Appel à une enquête sur l’implication de responsables onusiens dans les politiques israéliennes à Gaza

أونروا

Gaza – 7 octobre 2025

Le Centre de Gaza pour les droits de l’homme a exprimé sa profonde préoccupation face aux révélations publiées par le site The New Humanitarian, faisant état d’informations graves sur l’implication présumée de responsables au sein du système des Nations unies dans un alignement avec les politiques israéliennes visant à affamer la population palestinienne et à la soumettre par la force dans la bande de Gaza.

Dans un communiqué publié mardi, le Centre a exhorté les Nations unies à ouvrir des enquêtes sérieuses sur ces informations et à appliquer les principes de transparence et d’intégrité.

Il a mis en garde contre la gravité des faits évoqués dans le rapport publié par The New Humanitarian, selon lequel Susanna Tkalec, adjointe au coordinateur humanitaire des Nations unies dans le territoire palestinien occupé, fait l’objet de graves accusations portées par ses collègues et des acteurs humanitaires à Gaza.

Ces accusations concernent notamment la politisation de l’aide humanitaire au profit d’Israël, l’affaiblissement de la coordination entre les acteurs humanitaires, et l’exclusion de l’UNRWA (Agence des Nations unies pour les réfugiés palestiniens) de son rôle central dans la gestion et la distribution des aides.

Le Centre a souligné que les témoignages rapportés au sujet de Mme Tkalec, selon lesquels elle aurait permis aux autorités d’occupation israéliennes d’interférer dans le mécanisme de distribution de l’aide, fait preuve d’hésitation à s’opposer aux restrictions imposées à l’entrée des secours, et repris à plusieurs reprises les récits israéliens sans vérification, nécessitent l’ouverture d’une enquête et sa suspension immédiate de ses fonctions, afin d’assurer un travail humanitaire professionnel et responsable.

Le Centre de Gaza pour les droits de l’homme a affirmé que ces révélations soulèvent de sérieuses inquiétudes quant à la transparence et à l’intégrité de l’action humanitaire dans les territoires palestiniens occupés.

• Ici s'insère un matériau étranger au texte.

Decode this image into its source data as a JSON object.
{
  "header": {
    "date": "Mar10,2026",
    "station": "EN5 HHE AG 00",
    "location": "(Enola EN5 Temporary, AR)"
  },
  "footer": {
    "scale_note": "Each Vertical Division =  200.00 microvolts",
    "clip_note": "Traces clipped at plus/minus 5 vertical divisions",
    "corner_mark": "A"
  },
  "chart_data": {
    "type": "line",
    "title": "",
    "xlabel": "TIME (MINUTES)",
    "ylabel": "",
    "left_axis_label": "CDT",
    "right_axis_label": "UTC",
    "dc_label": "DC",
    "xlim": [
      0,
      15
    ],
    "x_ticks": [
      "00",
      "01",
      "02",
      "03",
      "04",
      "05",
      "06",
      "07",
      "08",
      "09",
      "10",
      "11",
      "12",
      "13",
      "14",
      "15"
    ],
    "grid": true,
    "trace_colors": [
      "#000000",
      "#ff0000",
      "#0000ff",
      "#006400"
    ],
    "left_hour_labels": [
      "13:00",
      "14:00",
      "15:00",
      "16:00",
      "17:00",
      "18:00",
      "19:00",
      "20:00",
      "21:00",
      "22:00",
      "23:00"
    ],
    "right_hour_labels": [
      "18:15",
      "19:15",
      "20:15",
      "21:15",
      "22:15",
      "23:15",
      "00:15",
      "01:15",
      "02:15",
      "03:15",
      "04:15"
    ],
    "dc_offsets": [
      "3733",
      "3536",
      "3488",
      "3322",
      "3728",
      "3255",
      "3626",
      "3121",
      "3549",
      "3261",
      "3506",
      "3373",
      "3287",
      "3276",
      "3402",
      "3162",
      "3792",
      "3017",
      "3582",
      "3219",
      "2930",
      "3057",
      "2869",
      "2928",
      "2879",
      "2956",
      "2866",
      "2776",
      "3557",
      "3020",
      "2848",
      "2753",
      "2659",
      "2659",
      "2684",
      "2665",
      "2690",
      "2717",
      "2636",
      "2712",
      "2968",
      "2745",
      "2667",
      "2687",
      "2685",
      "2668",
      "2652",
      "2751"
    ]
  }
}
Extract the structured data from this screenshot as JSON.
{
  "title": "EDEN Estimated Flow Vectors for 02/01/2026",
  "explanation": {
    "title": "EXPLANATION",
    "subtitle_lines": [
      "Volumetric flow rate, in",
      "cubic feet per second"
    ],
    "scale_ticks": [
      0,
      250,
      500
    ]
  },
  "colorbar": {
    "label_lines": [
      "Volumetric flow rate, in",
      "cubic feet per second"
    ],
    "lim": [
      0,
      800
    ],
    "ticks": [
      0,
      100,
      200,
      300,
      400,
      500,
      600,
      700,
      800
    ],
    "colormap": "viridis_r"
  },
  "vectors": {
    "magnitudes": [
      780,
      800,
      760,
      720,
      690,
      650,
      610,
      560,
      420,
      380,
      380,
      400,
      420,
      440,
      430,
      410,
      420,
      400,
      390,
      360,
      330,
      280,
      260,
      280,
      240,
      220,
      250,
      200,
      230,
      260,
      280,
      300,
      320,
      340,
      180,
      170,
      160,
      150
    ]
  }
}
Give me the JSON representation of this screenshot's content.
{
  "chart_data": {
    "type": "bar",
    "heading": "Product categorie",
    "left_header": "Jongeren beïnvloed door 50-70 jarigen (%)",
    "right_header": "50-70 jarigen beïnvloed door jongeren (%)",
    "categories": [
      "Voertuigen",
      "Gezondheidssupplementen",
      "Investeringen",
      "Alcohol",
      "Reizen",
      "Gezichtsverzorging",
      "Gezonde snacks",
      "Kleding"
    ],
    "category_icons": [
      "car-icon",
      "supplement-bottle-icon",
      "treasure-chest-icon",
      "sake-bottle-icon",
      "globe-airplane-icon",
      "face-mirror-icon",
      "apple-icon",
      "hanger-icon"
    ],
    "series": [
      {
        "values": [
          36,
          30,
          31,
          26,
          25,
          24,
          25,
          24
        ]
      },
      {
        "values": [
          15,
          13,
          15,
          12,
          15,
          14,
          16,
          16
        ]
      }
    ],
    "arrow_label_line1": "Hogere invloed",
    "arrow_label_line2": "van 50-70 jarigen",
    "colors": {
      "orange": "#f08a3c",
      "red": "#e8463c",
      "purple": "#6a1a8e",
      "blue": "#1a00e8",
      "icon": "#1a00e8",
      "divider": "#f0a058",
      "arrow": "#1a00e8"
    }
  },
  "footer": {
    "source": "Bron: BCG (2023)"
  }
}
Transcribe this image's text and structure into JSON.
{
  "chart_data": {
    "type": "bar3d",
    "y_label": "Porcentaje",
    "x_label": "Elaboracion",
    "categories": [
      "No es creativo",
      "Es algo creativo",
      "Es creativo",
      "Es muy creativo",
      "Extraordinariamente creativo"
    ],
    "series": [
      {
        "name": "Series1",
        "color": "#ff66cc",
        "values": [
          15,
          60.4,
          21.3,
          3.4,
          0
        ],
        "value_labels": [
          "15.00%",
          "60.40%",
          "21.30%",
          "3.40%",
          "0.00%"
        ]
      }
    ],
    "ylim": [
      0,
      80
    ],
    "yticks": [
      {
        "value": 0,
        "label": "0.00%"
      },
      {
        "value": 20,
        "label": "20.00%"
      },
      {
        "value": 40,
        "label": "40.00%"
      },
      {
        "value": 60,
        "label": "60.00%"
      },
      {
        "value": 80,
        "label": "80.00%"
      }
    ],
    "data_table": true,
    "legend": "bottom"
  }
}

Elles mettent en évidence l’ampleur de la dérive par rapport aux principes fondamentaux censés régir le travail des employés du système onusien, et illustrent la gravité de la politisation de l’aide humanitaire, transformée en instrument de pression au service de la vision israélienne visant à soumettre la population et à la priver de ses besoins vitaux les plus élémentaires.

Le Centre a insisté sur la nécessité pour les Nations unies et leurs différentes agences d’assumer leurs responsabilités face à la catastrophe humanitaire qui frappe la bande de Gaza — une catastrophe résultant d’une décision israélienne délibérée, s’inscrivant dans le cadre d’un crime de génocide, comme l’ont déjà conclu de nombreuses organisations internationales de défense des droits humains.

Le Centre a appelé l’ONU à ouvrir une enquête indépendante et exhaustive sur ces allégations, à garantir une responsabilité publique et transparente, et à restaurer les principes de neutralité et d’intégrité dans la gestion de l’aide humanitaire.

Il a également appelé à éloigner l’action humanitaire de tout biais ou engagement dans la réalisation des objectifs de l’occupation, et à redonner à l’UNRWA la capacité de remplir son rôle fondamental de fournir une assistance aux Palestiniens.

Le Centre a souligné que ce qui se déroule actuellement dans la bande de Gaza, deux ans après le début de l’agression israélienne, constitue un génocide à part entière, accompagné d’une famine généralisée et d’un effondrement complet des infrastructures sanitaires et humanitaires.

Une situation qui exige des actions immédiates et urgentes pour arrêter cette catastrophe, faciliter les secours et empêcher toute aggravation supplémentaire de la crise.

Le centre des droits a affirmé que reconnaître cette réalité et se conformer à ses exigences légales et humanitaires n’est plus un choix, mais une nécessité pour sauver ce qui peut l’être des vies de plus de deux millions de personnes confrontées à la mort par faim et maladie sous le blocus et les bombardements continus.